Being unable to trust Siri, especially behind the wheel, is distracting and can be downright dangerous. I am a reasonably cautious driver; I have never touched my phone behind the wheel. Features like CarPlay and Siri are supposed to help drivers safely use an iPhone for driving-related tasks. This is not funny any more. Siri is ten years old in Apple’s iteration, and even older as independently developed. Apple has clearly put a lot of work into its voices and speech recognition, but it is a deeply disappointing product all the same. I would rather have a stilted robotic voice responding accurately than a high-quality voice that cannot seem to do the obvious and correct thing.

Amazon may be foregoing forced arbitration for users, but there is no such relief for sellers on its platform. David Dayen, writing for the American Prospect in 2019:

All of Amazon’s third-party sellers, responsible for more than half of total sales on the website, must sign a contract that commits them to mandatory arbitration in the event of a dispute. “We each agree that any dispute resolution proceedings will be conducted only on an individual basis and not in a class, consolidated or representative action,” the arbitration clause reads, meaning that no seller can team up with others similarly situated to bring a complaint. Court trials are also waived.

Amazon users and DoorDash couriers have written the recipe for disincentivizing the pernicious obligation to use these private courts that create no legal precedent with each case and often require non-disclosure agreements with settlements: flood them with cases.

Sara Randazzo, Wall Street Journal:

Companies have spent more than a decade forcing employees and customers to resolve disputes outside the traditional court system, using secretive arbitration proceedings that typically don’t allow plaintiffs to team up and extract big-money payments akin to a class action.

Now, Amazon.com Inc. is bucking that trend. With no announcement, the company recently changed its terms of service to allow customers to file lawsuits. Already, it faces at least three proposed class actions, including one brought May 18 alleging the company’s Alexa-powered Echo devices recorded people without permission.
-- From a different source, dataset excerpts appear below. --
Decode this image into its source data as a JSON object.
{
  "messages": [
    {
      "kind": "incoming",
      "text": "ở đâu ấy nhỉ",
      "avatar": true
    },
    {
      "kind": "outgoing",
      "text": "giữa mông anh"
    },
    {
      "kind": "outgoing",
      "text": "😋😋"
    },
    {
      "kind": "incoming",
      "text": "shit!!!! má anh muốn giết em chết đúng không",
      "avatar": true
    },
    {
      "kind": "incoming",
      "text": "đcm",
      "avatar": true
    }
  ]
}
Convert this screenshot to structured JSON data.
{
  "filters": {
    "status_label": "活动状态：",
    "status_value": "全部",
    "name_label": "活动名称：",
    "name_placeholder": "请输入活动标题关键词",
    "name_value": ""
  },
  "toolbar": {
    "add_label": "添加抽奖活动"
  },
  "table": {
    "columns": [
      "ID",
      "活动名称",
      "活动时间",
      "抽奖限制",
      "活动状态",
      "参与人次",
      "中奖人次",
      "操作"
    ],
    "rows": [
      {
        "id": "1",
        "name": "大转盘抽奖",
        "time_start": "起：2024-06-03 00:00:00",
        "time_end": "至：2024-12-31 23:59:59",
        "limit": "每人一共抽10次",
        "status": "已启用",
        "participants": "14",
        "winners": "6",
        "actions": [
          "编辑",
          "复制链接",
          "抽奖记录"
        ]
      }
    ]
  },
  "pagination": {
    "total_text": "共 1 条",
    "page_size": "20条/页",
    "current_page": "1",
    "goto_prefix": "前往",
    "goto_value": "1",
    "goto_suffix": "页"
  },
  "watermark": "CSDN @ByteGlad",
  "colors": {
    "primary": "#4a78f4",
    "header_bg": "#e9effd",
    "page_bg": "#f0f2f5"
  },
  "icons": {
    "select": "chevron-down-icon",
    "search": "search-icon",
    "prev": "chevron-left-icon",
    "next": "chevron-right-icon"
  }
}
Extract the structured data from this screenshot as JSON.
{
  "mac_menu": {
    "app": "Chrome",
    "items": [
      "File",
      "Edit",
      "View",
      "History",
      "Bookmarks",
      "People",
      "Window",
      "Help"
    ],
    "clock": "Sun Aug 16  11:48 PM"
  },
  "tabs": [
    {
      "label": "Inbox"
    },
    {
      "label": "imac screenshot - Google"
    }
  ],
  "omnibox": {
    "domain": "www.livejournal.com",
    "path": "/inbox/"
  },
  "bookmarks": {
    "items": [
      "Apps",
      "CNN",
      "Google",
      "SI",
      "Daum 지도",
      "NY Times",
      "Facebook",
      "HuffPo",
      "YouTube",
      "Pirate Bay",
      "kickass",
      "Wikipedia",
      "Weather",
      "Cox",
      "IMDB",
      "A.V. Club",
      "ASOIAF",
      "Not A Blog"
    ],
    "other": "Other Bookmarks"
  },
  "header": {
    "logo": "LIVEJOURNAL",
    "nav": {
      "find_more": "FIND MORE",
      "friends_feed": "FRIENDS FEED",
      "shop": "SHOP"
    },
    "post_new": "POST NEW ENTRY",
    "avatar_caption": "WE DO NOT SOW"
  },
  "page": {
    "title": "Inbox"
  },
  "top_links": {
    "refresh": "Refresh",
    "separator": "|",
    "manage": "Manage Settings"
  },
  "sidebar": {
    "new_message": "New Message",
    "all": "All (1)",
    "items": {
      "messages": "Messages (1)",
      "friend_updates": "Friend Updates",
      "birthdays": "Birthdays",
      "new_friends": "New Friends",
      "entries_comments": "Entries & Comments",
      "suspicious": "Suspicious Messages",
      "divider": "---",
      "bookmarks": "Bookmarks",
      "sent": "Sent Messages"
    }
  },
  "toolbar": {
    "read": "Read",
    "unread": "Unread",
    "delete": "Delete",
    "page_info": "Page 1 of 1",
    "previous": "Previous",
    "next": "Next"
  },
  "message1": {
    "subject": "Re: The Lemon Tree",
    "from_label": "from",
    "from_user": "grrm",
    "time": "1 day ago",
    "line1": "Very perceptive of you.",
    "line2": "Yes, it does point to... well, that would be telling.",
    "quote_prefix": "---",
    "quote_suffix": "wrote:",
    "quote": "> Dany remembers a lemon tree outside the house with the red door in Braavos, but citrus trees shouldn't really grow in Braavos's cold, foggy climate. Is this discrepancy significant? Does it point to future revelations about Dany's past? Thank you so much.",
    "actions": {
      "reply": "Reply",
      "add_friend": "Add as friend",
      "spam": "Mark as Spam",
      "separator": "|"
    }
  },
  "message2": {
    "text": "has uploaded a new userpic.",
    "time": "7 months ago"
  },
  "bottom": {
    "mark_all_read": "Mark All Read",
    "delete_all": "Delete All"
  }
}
The retail giant made the change after plaintiffs’ lawyers flooded Amazon with more than 75,000 individual arbitration demands on behalf of Echo users. That move triggered a bill for tens of millions of dollars in filing fees, according to lawyers involved, payable by Amazon under its own policies.

I know these lawyers are just doing lawyer things — there is not really anything righteous about this — but it is hysterical to see this escape hatch for corporate liability backfire. Please, more of this, given the times where binding arbitration clauses have been used to bury a high-tech Peeping Tom or by credit card companies to shut down legal remedies.